Его машина обнаружилась действительно совсем рядом – буквально за углом, припаркованная у тротуара на разрешенной стоянке.
Положив рюкзак на заднее сиденье, Матвей открыл перед Клавдией дверцу пассажирского переднего, помог приподняться и забраться в высокий джип, закрыл за ней дверцу, торопливо обежал капот и сел сам на водительское место.
Захлопнул дверь, отсекая уличный шум от салона. И…
Они молчали. И на сей раз это их неловкое и какое-то вымученное молчание весьма ощутимо давило на обоих.
– Клав… – нарушил сгустившуюся маятную тишину Матвей, неожиданно развернулся всем корпусом и потянулся за чем-то назад. – Это тебе, – выпрямившись, протянул он ей букет роз.
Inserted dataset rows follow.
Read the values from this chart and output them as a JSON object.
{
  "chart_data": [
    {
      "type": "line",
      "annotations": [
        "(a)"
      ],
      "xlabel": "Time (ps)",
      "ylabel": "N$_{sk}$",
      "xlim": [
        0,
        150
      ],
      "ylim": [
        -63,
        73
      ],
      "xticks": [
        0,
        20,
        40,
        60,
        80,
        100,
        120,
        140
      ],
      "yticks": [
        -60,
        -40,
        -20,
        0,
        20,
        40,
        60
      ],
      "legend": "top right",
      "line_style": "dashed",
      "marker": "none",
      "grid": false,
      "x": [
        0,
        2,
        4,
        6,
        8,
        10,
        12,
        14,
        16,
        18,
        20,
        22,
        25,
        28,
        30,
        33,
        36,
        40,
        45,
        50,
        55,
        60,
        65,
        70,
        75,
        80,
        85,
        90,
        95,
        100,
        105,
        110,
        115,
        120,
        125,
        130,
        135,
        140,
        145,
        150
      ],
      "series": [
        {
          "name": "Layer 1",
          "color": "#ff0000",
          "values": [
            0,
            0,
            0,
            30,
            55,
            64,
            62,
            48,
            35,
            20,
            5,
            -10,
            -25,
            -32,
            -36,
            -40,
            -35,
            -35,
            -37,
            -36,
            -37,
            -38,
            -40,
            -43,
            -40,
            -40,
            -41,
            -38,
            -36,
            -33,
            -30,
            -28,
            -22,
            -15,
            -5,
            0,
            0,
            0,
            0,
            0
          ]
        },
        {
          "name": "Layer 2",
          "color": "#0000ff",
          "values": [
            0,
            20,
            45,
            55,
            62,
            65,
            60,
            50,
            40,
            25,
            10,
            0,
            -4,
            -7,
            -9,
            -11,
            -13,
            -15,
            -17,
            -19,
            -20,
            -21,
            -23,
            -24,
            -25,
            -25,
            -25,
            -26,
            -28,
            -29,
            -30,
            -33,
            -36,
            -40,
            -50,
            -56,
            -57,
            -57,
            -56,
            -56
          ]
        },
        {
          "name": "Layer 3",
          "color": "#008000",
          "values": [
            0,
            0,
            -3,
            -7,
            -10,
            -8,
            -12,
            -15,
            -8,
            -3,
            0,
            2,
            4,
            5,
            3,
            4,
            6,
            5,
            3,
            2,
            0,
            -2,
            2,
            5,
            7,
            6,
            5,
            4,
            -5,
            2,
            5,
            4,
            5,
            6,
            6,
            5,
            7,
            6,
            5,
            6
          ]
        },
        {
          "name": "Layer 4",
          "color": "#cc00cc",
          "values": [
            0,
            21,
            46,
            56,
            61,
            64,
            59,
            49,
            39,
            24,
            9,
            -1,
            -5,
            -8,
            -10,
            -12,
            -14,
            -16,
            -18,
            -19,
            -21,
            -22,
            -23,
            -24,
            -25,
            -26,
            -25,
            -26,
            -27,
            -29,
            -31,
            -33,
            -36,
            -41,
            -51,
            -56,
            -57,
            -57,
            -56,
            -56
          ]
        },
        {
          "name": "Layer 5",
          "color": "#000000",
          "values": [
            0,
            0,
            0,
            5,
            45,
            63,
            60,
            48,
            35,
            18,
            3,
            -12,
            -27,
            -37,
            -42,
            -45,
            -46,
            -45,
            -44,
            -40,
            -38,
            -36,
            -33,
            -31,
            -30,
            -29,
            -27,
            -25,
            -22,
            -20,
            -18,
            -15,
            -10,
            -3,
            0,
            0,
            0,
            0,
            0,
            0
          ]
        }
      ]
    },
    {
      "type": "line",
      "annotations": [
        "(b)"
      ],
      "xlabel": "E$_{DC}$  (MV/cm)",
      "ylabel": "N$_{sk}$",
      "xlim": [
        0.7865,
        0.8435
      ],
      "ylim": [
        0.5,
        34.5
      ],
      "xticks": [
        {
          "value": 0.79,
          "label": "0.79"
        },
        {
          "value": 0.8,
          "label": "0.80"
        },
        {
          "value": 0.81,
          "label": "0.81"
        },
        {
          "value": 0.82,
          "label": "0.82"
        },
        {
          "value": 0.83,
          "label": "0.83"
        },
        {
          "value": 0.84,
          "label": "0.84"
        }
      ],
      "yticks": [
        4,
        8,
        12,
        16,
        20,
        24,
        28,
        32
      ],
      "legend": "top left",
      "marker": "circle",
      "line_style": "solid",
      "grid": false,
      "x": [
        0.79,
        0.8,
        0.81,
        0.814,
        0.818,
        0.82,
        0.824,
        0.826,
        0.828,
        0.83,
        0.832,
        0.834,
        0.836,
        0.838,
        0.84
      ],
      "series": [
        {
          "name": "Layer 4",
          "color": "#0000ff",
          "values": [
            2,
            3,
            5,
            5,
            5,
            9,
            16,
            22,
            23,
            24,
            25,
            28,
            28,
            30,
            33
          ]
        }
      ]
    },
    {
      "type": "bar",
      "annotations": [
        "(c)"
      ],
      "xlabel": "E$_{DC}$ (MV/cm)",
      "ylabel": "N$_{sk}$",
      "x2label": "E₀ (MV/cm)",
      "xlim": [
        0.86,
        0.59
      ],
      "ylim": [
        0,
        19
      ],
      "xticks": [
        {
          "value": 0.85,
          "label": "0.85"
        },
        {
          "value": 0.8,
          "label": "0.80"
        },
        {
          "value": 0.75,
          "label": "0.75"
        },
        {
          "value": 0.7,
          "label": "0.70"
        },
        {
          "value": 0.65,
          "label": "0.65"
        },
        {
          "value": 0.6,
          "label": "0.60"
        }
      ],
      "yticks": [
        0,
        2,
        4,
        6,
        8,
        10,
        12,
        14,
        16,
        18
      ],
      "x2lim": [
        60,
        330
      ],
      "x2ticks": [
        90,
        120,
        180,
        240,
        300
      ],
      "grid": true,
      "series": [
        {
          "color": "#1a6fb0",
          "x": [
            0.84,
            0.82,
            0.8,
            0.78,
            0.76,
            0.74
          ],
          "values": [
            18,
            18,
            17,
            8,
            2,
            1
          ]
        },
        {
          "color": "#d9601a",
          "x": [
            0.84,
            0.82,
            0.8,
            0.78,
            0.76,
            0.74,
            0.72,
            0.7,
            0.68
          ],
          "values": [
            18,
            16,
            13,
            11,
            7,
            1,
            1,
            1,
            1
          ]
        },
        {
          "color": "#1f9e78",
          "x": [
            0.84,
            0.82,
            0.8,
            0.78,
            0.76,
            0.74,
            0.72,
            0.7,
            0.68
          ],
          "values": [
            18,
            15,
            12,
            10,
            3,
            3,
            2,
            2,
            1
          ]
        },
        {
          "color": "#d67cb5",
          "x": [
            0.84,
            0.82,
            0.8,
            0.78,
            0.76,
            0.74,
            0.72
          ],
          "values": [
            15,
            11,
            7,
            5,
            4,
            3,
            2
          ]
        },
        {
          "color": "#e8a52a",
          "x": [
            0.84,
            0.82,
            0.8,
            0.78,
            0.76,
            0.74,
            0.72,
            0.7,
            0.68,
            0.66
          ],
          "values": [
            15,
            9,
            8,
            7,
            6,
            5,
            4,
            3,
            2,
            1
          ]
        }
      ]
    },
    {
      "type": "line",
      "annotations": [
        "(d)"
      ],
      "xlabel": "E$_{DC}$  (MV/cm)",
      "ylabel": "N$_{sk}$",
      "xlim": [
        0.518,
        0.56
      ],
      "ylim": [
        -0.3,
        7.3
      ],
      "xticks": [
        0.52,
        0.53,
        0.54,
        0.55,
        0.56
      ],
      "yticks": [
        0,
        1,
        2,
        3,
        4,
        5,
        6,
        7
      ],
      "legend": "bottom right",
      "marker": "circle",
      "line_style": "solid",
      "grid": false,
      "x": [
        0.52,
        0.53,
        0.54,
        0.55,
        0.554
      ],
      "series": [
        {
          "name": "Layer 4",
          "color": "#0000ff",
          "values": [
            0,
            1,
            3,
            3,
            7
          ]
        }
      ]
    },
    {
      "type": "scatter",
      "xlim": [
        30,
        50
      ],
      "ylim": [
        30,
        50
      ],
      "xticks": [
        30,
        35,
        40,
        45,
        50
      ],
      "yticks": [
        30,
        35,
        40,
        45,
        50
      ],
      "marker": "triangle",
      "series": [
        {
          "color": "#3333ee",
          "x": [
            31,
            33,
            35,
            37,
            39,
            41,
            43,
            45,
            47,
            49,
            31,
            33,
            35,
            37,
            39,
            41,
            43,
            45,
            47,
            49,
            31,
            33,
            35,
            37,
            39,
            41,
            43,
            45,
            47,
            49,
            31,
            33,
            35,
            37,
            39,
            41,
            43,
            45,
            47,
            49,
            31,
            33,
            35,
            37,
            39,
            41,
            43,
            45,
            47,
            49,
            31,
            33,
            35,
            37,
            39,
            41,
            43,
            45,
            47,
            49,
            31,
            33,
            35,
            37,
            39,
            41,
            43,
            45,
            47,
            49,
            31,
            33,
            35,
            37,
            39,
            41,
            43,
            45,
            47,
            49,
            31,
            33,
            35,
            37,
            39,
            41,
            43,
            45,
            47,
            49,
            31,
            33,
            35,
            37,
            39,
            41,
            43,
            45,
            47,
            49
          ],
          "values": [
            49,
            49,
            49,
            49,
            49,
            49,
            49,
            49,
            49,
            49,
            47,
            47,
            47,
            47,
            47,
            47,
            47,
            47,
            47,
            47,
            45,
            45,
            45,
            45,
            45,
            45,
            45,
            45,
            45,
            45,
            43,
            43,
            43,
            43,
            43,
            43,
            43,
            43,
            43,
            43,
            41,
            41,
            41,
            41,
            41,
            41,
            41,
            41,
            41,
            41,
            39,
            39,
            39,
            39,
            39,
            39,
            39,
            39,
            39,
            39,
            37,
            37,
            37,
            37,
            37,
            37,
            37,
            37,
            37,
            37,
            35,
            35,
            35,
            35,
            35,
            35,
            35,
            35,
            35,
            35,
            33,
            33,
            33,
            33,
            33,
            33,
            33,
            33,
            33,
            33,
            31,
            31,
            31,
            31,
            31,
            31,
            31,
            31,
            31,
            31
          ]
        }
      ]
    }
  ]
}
Да не простых себе роз, а именно таких, какие больше всего любила Клава: крупных, как хризантемы, разваливающихся бледно-розовыми лепестками, старинного кустового сорта, совершенно одуряюще, бесподобно пахнувших поздней осенью, прозрачным небом с высокой синью, приглушенным солнцем, спелым виноградом, сладким вином и счастьем…
– Запоздалые цветы… – прошептала Клавдия, прижимая к себе букет, готовая расплакаться.
– Да, – вздохнул покаянно Матвей, – запоздалые. Я как-то выпустил из виду этот момент.
– Откуда ты узнал, что я люблю именно такие? – подняла на него переполненные слезами глаза Клавдия.
– Спросил у Софьи Михайловны, – объяснил Матвей.
– А что ты еще у нее спросил? – напряглась Клавдия, сразу же забыв плакать.
– Когда ты сегодня заканчиваешь прием, – доложил Ладожский.
– И все? – уточнила она.
– И все, – кивнул он, явно думая о чем-то ином, и неожиданно признался: – Не знаю, как начать разговор. Нервничаю ужасно.
– Ты нервничаешь? – подивилась Клава.
– Еще как, – уверил ее Матвей и таки решился: – Я был неправ, Клав.
– Разве ты бываешь неправ? – удивленно посмотрела на него она. – Ты же всегда все старательно обдумываешь, прежде чем что-то делать или говорить.
– Обдумываю, – подтвердил он, – старательно. Но в этот раз я допустил тяжелую ошибку. Случается, что я не всегда правильно что-то рассчитываю или пропускаю важные параметры проблемы. – Подумал и уточнил: – Правда, редко.
– И в чем ты ошибся?
– В том, что ожидал от тебя немедленного согласия на мое предложение, не приняв в расчет и не подумав о том, что у тебя сын и Софья Михайловна…
– И Роберт Ромуальдович, – внесла дополнение в список Клавдия.
– И Роберт Ромуальдович, – на полном серьезе кивнул, соглашаясь с ней, Матвей. – И тебе необходимо думать не только о себе, но и об их интересах и жизни.
– Необходимо, – подтвердила Клавдия.
А он снова замолчал. Молчала и Клава, наклонилась к цветам, с удовольствием вдыхая аромат роз. Ладожский вдруг снова потянулся на заднее сиденье, а повернувшись обратно, вручил Клавдии пакет с чем-то твердым и прямоугольным внутри, почему-то забрав у нее из рук розы.
– Тебе будет неудобно, – пояснил он, снова сунувшись назад, убирая букет, – пусть пока здесь полежат.
– Ну пусть, – озадаченно согласилась она, потерявшись немного от таких рокировок.
– Открывай, – предложил Матвей, снова ровно усаживаясь.
Осторожно заглянув в пакет, поизучав пару мгновений его содержимое, недоумевающая Клавдия извлекла из него плотно закрытый на защелки объемный, непрозрачный контейнер.